Did you ever think that the c-section percentages at some of the hospitals are higher because they have neonatal units that aren't locally offered at other hospitals?? This fact alone would make the average of a hospital with a NICU a lot higher over another hospital that doesn't.

Anyone that has ever taken a statistics course knows that you can skew statistics to look however you need them to.

April 29, 2010 | Unregistered CommenterMelanie

Yes, Kitty, but one of the lowest rates is Shands Jacksonville--affiliated with UF and the high risk level III NICU for the area. So, although one might expect a higher c-section rate there for a variety of reasons (more high risk, more indigent, teaching hospital), it's actually one of the lowest in the State. (21%)

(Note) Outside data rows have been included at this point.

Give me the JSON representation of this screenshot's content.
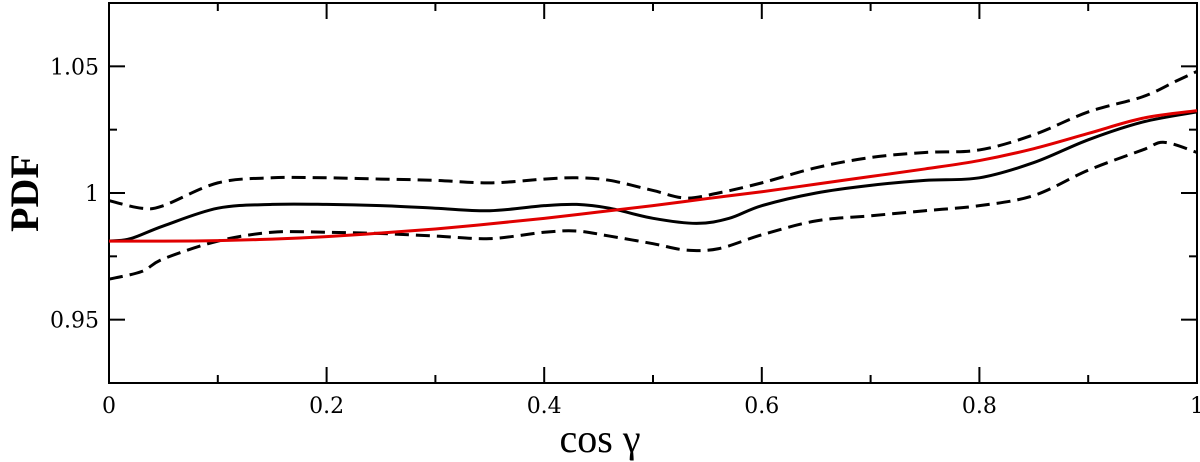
{
  "chart_data": {
    "type": "line",
    "xlabel": "cos γ",
    "ylabel": "PDF",
    "xlim": [
      0,
      1
    ],
    "ylim": [
      0.925,
      1.075
    ],
    "grid": false,
    "legend": "none",
    "x_ticks": [
      0,
      0.2,
      0.4,
      0.6,
      0.8,
      1
    ],
    "x_tick_labels": [
      "0",
      "0.2",
      "0.4",
      "0.6",
      "0.8",
      "1"
    ],
    "x_minor_ticks": [
      0.1,
      0.3,
      0.5,
      0.7,
      0.9
    ],
    "y_ticks": [
      0.95,
      1.0,
      1.05
    ],
    "y_tick_labels": [
      "0.95",
      "1",
      "1.05"
    ],
    "y_minor_ticks": [
      0.975,
      1.025
    ],
    "series": [
      {
        "color": "#000000",
        "style": "solid",
        "x": [
          0,
          0.02,
          0.05,
          0.1,
          0.15,
          0.2,
          0.25,
          0.3,
          0.35,
          0.4,
          0.43,
          0.46,
          0.5,
          0.54,
          0.57,
          0.6,
          0.65,
          0.7,
          0.75,
          0.8,
          0.85,
          0.9,
          0.95,
          1.0
        ],
        "y": [
          0.981,
          0.982,
          0.987,
          0.994,
          0.9955,
          0.9955,
          0.995,
          0.994,
          0.993,
          0.995,
          0.9955,
          0.994,
          0.99,
          0.988,
          0.99,
          0.995,
          1.0,
          1.003,
          1.005,
          1.006,
          1.012,
          1.021,
          1.028,
          1.032
        ]
      },
      {
        "color": "#000000",
        "style": "dashed",
        "x": [
          0,
          0.03,
          0.05,
          0.1,
          0.15,
          0.2,
          0.25,
          0.3,
          0.35,
          0.4,
          0.43,
          0.46,
          0.5,
          0.53,
          0.56,
          0.6,
          0.65,
          0.7,
          0.75,
          0.8,
          0.85,
          0.9,
          0.95,
          0.98,
          1.0
        ],
        "y": [
          0.997,
          0.994,
          0.995,
          1.004,
          1.006,
          1.006,
          1.0055,
          1.005,
          1.004,
          1.0055,
          1.006,
          1.005,
          1.001,
          0.998,
          1.0,
          1.004,
          1.01,
          1.014,
          1.016,
          1.017,
          1.023,
          1.032,
          1.038,
          1.044,
          1.048
        ]
      },
      {
        "color": "#000000",
        "style": "dashed",
        "x": [
          0,
          0.03,
          0.05,
          0.1,
          0.15,
          0.2,
          0.25,
          0.3,
          0.35,
          0.4,
          0.43,
          0.46,
          0.5,
          0.53,
          0.56,
          0.6,
          0.65,
          0.7,
          0.75,
          0.8,
          0.85,
          0.9,
          0.95,
          0.97,
          1.0
        ],
        "y": [
          0.966,
          0.969,
          0.974,
          0.981,
          0.9845,
          0.9845,
          0.984,
          0.983,
          0.982,
          0.9845,
          0.985,
          0.983,
          0.98,
          0.9775,
          0.978,
          0.9835,
          0.989,
          0.991,
          0.993,
          0.995,
          0.999,
          1.009,
          1.017,
          1.02,
          1.016
        ]
      },
      {
        "color": "#e00000",
        "style": "solid",
        "x": [
          0,
          0.05,
          0.1,
          0.15,
          0.2,
          0.25,
          0.3,
          0.35,
          0.4,
          0.45,
          0.5,
          0.55,
          0.6,
          0.65,
          0.7,
          0.75,
          0.8,
          0.85,
          0.9,
          0.95,
          1.0
        ],
        "y": [
          0.981,
          0.981,
          0.9812,
          0.9818,
          0.9828,
          0.9842,
          0.9858,
          0.9878,
          0.99,
          0.9925,
          0.995,
          0.9978,
          1.0005,
          1.0035,
          1.0065,
          1.0095,
          1.0128,
          1.0175,
          1.0235,
          1.0295,
          1.0325
        ]
      }
    ]
  }
}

May 21, 2010 | Unregistered CommenterKarla

These numbers are sickening. I am in early pregnancy and have to move to Miami soon for my job. Provided my pregnancy goes smoothly and is low risk, I am thinking about staying with family out of state during my last month and delivering there where most hospitals have a C-section rate of under 20 percent. The only other option is a Midwife. I am not handing myself and my baby over to a bunch of overzealous butchers.

Miami OBs, hospitals, and the medical schools and residency programs teaching these doctors should all be hanging their heads in shame. Kendall, in particular, with over a 70 percent rate should be shut down immediately and the OBs should lose their licenses. I don't see how this is not medical malpractice.